Post
Topic
Board Politics & Society
Merits 1 from 1 user
Re: [report]Rov V Wade overturned
by
Gyfts
on 24/06/2022, 20:11:02 UTC
⭐ Merited by Welsh (1)
Yes, far better to reduce the bodily autonomy of half the population to less than that of a corpse. (Glossing over your very transparent appeal to emotion and the fact that a fetus at 20 weeks does not have a brain which is capable of consciousness, feeling, thought, or pain.)

A patient under anesthesia doesn't feel pain either. Does it make it a tragedy if their brain were poked with a stick for the sake of ceasing life? I don't have to use any emotion when talking about abortion, the practice is barbaric when dealing with a developed fetus. Abortion zygotes aren't much of a tragedy but maybe in retrospect folks will look back and realize abortion isn't as liberating as they once thought it was. I'm hoping it will go out of style and revert back to "safe, legal, and rare."


So I'm sure you'll agree it is equally wrong of the Supreme Court to over rule local governments on other contentious issues like gun control? And that this ruling just yesterday was therefore obviously wrong?

There is a right to keep guns in the U.S. I don't see a right for abortion anywhere in the constitution.

Right, because this was definitely only about overturning a bad law. That's why many Republicans are now coming out and calling for nationwide bans.

They can call for whatever they want. Republicans are celebrating but this will set them back in midterms a bit. Let them celebrate, who cares? Abortion is and will be a state issue. Abortion in the U.S. is not banned. I don't think it should be either. If Californians want to abort 9 month old fetuses, I suppose that's within the purview of their electorate. Either way, bad law is bad law. Hard to find any legitimate constitutional scholar that can find abortion within the text of the constitution.

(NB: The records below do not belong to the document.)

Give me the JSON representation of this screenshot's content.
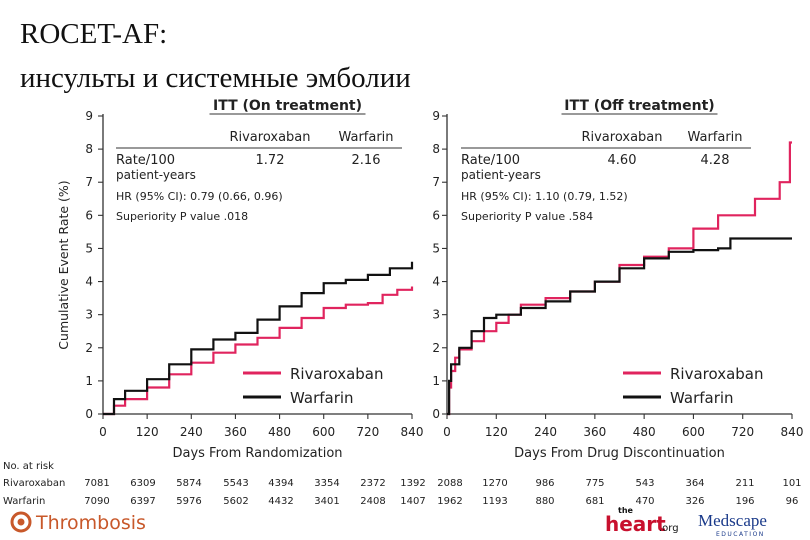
{
  "slide": {
    "title_line1": "ROCET-AF:",
    "title_line2": "инсульты и системные эмболии"
  },
  "y_axis_label": "Cumulative Event Rate (%)",
  "colors": {
    "rivaroxaban": "#e0245e",
    "warfarin": "#111111"
  },
  "chart_data": [
    {
      "type": "line",
      "panel": "left",
      "title": "ITT (On treatment)",
      "xlabel": "Days From Randomization",
      "ylabel": "Cumulative Event Rate (%)",
      "xlim": [
        0,
        840
      ],
      "ylim": [
        0,
        9
      ],
      "xticks": [
        0,
        120,
        240,
        360,
        480,
        600,
        720,
        840
      ],
      "yticks": [
        0,
        1,
        2,
        3,
        4,
        5,
        6,
        7,
        8,
        9
      ],
      "table": {
        "header_rivaroxaban": "Rivaroxaban",
        "header_warfarin": "Warfarin",
        "rate_label": "Rate/100",
        "rate_label2": "patient-years",
        "rate_rivaroxaban": "1.72",
        "rate_warfarin": "2.16",
        "hr": "HR (95% CI): 0.79 (0.66, 0.96)",
        "p": "Superiority P value .018"
      },
      "legend": [
        "Rivaroxaban",
        "Warfarin"
      ],
      "series": [
        {
          "name": "Rivaroxaban",
          "color": "#e0245e",
          "points": [
            [
              0,
              0
            ],
            [
              30,
              0.25
            ],
            [
              60,
              0.45
            ],
            [
              120,
              0.8
            ],
            [
              180,
              1.2
            ],
            [
              240,
              1.55
            ],
            [
              300,
              1.85
            ],
            [
              360,
              2.1
            ],
            [
              420,
              2.3
            ],
            [
              480,
              2.6
            ],
            [
              540,
              2.9
            ],
            [
              600,
              3.2
            ],
            [
              660,
              3.3
            ],
            [
              720,
              3.35
            ],
            [
              760,
              3.6
            ],
            [
              800,
              3.75
            ],
            [
              840,
              3.85
            ]
          ]
        },
        {
          "name": "Warfarin",
          "color": "#111111",
          "points": [
            [
              0,
              0
            ],
            [
              30,
              0.45
            ],
            [
              60,
              0.7
            ],
            [
              120,
              1.05
            ],
            [
              180,
              1.5
            ],
            [
              240,
              1.95
            ],
            [
              300,
              2.25
            ],
            [
              360,
              2.45
            ],
            [
              420,
              2.85
            ],
            [
              480,
              3.25
            ],
            [
              540,
              3.65
            ],
            [
              600,
              3.95
            ],
            [
              660,
              4.05
            ],
            [
              720,
              4.2
            ],
            [
              780,
              4.4
            ],
            [
              840,
              4.6
            ]
          ]
        }
      ]
    },
    {
      "type": "line",
      "panel": "right",
      "title": "ITT (Off treatment)",
      "xlabel": "Days From Drug Discontinuation",
      "ylabel": "",
      "xlim": [
        0,
        840
      ],
      "ylim": [
        0,
        9
      ],
      "xticks": [
        0,
        120,
        240,
        360,
        480,
        600,
        720,
        840
      ],
      "yticks": [
        0,
        1,
        2,
        3,
        4,
        5,
        6,
        7,
        8,
        9
      ],
      "table": {
        "header_rivaroxaban": "Rivaroxaban",
        "header_warfarin": "Warfarin",
        "rate_label": "Rate/100",
        "rate_label2": "patient-years",
        "rate_rivaroxaban": "4.60",
        "rate_warfarin": "4.28",
        "hr": "HR (95% CI): 1.10 (0.79, 1.52)",
        "p": "Superiority P value .584"
      },
      "legend": [
        "Rivaroxaban",
        "Warfarin"
      ],
      "series": [
        {
          "name": "Rivaroxaban",
          "color": "#e0245e",
          "points": [
            [
              0,
              0
            ],
            [
              5,
              0.8
            ],
            [
              10,
              1.3
            ],
            [
              20,
              1.7
            ],
            [
              30,
              1.95
            ],
            [
              60,
              2.2
            ],
            [
              90,
              2.5
            ],
            [
              120,
              2.75
            ],
            [
              150,
              3.0
            ],
            [
              180,
              3.3
            ],
            [
              240,
              3.5
            ],
            [
              300,
              3.7
            ],
            [
              360,
              4.0
            ],
            [
              420,
              4.5
            ],
            [
              480,
              4.75
            ],
            [
              540,
              5.0
            ],
            [
              600,
              5.6
            ],
            [
              660,
              6.0
            ],
            [
              720,
              6.0
            ],
            [
              750,
              6.5
            ],
            [
              800,
              6.5
            ],
            [
              810,
              7.0
            ],
            [
              830,
              7.0
            ],
            [
              835,
              8.2
            ],
            [
              840,
              8.2
            ]
          ]
        },
        {
          "name": "Warfarin",
          "color": "#111111",
          "points": [
            [
              0,
              0
            ],
            [
              5,
              1.0
            ],
            [
              10,
              1.5
            ],
            [
              30,
              2.0
            ],
            [
              60,
              2.5
            ],
            [
              90,
              2.9
            ],
            [
              120,
              3.0
            ],
            [
              180,
              3.2
            ],
            [
              240,
              3.4
            ],
            [
              300,
              3.7
            ],
            [
              360,
              4.0
            ],
            [
              420,
              4.4
            ],
            [
              480,
              4.7
            ],
            [
              540,
              4.9
            ],
            [
              600,
              4.95
            ],
            [
              660,
              5.0
            ],
            [
              690,
              5.3
            ],
            [
              760,
              5.3
            ],
            [
              840,
              5.3
            ]
          ]
        }
      ]
    }
  ],
  "at_risk": {
    "title": "No. at risk",
    "rows": [
      {
        "label": "Rivaroxaban",
        "left": [
          "7081",
          "6309",
          "5874",
          "5543",
          "4394",
          "3354",
          "2372",
          "1392"
        ],
        "right": [
          "2088",
          "1270",
          "986",
          "775",
          "543",
          "364",
          "211",
          "101"
        ]
      },
      {
        "label": "Warfarin",
        "left": [
          "7090",
          "6397",
          "5976",
          "5602",
          "4432",
          "3401",
          "2408",
          "1407"
        ],
        "right": [
          "1962",
          "1193",
          "880",
          "681",
          "470",
          "326",
          "196",
          "96"
        ]
      }
    ]
  },
  "footer": {
    "brand": "Thrombosis",
    "logo1_top": "the",
    "logo1_main": "heart",
    "logo1_suffix": ".org",
    "logo2_main": "Medscape",
    "logo2_sub": "EDUCATION"
  }
}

And you see no issue with a biased and religiously driven Supreme Court overturning decades of precedent because of individual political leanings?

Seems to me the legal analysis of any document, by a prudent person (few of those folks left in the court system these days) would be from a textualist interpretation. That way, as Justice Scalia once said (I quote him loosely), you don't need to wake up one day and look to the sky to determine if the death penalty is constitutional or not. Clarence Thomas is doing a better job at sticking to the text of the constitution despite what his religions beliefs might be.

And of course, Western foundational values are religious in nature, Judeo Christian values are long withstanding. So to your point, there could be a religious bent to all of this. But not under the name of God, under Judeo Christian values.